Me sorprende que, tras las recientes elecciones parlamentarias alemanas, casi todos los comentaristas admiraran la estabilidad alemana, la solidez de su economía y sus instituciones. Quizá, y paradójicamente, esa solidez descanse, parcialmente, y más allá de una historia turbulenta, sobre la capacidad germana para el continuo perfeccionamiento de su arquitectura institucional y de su estado social, encarando los problemas y, desde luego, buscándoles, con mejor o peor fortuna, solución. Es cierto que, lejos de una Arcadia, Alemania padece males numerosos, algunos compartidos con España: una demografía sin pulso, la debilidad de su sistema financiero, salarios a la baja o un desempleo superior a ese idílico 5% oficial. O la pérdida, junto a Europa, de influencia mundial. Y de cuota exportadora global, superada ya por China y los EEUU.
Pero si ahora nuestro mayor problema es, probablemente, el rapidísimo endeudamiento del sector público, -¿cómo consecuencia, siquiera en parte, de un entramado institucional irracional?- Alemania cuadra sus cuentas con holgura. Quizá no sea del todo ajeno a ello el que, desde los años 60, hayan sido capaces de reducir sus municipios: de 25.000 a 8.000. En España andamos por los 8.800 para la mitad de población. O la definición de las competencias de su sistema federal, delimitando las estatales y federales, impidiendo el bloqueo de su senado (problema que, evidentemente, en España no sufrimos). O que, en una segunda fase, perfeccionaran su financiación, no muy diferente a la nuestra, con cinco regiones ricas que aportan recursos a las once restantes. Pretenden abordar, también, la reducción de los Länder, considerando que 16 son excesivos. En realidad, estados como Baden-Würtemberg son ya resultado de fusiones previas. Y, recordemos: nos doblan en población. Tanta reforma les ha exigido modificar 40 artículos de su Constitución, que se suman a otras 50 desde 1949.

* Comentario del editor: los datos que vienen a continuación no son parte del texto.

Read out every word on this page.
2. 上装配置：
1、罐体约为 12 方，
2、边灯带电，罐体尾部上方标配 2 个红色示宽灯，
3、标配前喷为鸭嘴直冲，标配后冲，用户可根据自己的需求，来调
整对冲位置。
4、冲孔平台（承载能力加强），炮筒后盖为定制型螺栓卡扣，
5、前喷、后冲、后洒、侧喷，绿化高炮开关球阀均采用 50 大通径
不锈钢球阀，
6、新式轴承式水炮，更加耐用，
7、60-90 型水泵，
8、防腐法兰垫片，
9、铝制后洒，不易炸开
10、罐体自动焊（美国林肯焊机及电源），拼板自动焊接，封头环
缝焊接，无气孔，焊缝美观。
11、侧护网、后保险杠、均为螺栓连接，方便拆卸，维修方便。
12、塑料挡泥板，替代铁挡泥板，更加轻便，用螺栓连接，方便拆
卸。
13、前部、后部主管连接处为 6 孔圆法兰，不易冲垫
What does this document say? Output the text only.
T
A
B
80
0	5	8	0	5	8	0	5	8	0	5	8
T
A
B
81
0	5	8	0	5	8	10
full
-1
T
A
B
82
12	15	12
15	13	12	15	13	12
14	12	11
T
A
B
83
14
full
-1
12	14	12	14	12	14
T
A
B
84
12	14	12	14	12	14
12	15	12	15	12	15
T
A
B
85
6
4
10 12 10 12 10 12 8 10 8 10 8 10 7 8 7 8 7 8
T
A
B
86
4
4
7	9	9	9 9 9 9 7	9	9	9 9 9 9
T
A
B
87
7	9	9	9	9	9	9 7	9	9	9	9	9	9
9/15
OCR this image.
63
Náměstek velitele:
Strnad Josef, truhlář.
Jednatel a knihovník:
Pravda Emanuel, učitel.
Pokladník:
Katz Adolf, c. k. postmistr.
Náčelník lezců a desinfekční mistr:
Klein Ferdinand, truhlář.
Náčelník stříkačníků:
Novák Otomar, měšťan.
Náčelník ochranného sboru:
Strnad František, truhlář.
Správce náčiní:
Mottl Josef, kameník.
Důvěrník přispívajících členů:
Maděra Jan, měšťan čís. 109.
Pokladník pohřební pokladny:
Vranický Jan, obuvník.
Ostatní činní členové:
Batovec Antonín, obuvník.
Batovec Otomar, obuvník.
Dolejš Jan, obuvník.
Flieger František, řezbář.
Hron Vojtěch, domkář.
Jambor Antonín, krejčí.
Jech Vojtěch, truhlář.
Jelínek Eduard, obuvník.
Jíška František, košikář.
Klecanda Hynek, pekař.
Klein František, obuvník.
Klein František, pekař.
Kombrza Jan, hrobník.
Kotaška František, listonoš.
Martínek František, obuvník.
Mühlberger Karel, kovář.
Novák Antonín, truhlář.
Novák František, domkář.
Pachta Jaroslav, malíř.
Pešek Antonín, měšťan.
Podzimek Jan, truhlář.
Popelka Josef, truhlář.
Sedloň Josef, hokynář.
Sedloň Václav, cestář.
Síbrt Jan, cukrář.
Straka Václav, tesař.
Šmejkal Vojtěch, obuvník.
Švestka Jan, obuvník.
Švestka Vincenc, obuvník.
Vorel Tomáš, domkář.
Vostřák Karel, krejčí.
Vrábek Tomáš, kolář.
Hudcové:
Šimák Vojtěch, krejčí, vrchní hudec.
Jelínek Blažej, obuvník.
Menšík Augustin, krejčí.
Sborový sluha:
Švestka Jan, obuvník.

Pero hay más: hace años mi vecina, residente en Alemania, contaba que allí ¡cobraban por acudir al médico! Anatema. En realidad, era una medida más de la llamada Agenda 2010, que reformó profundamente la legislación social, desde las pensiones –retrasando la jubilación y consolidando un sistema público-privado- a las relaciones laborales, pasando por la formación. Por más que no todos los expertos estén de acuerdo sobre sus efectos, ni acerca de su bondad, sí parece haber contribuido a estabilizar el gasto público. Y a reducir el desempleo a la mitad. El envés, según Eurostat, es una sociedad polarizada: 22% de trabajadores pobres (14% en España). Y por supuesto, también mejoraron su ley electoral.
Aparece un constante fluir reformador, flexible, pragmático, ajustado a circunstancias cambiantes. Y, clave, un fluir consensuado, aunque no necesariamente fácil –también en las relaciones laborales- transparente, garantizado por los recursos al Constitucional, aunque ralenticen esos cambios. Mientras, en España, permanecemos inmóviles hasta que los problemas se acumulan y nos empitonan. Improvisamos entonces soluciones apresurados, sin acuerdos profundos, con recursos que tardan años en resolverse. Ahora que vivimos y viviremos tiempos de cambio, además de inspirarnos en lo mejor de las reformas germanas ¿no cabría aprender algo de ese constante fluir reformista?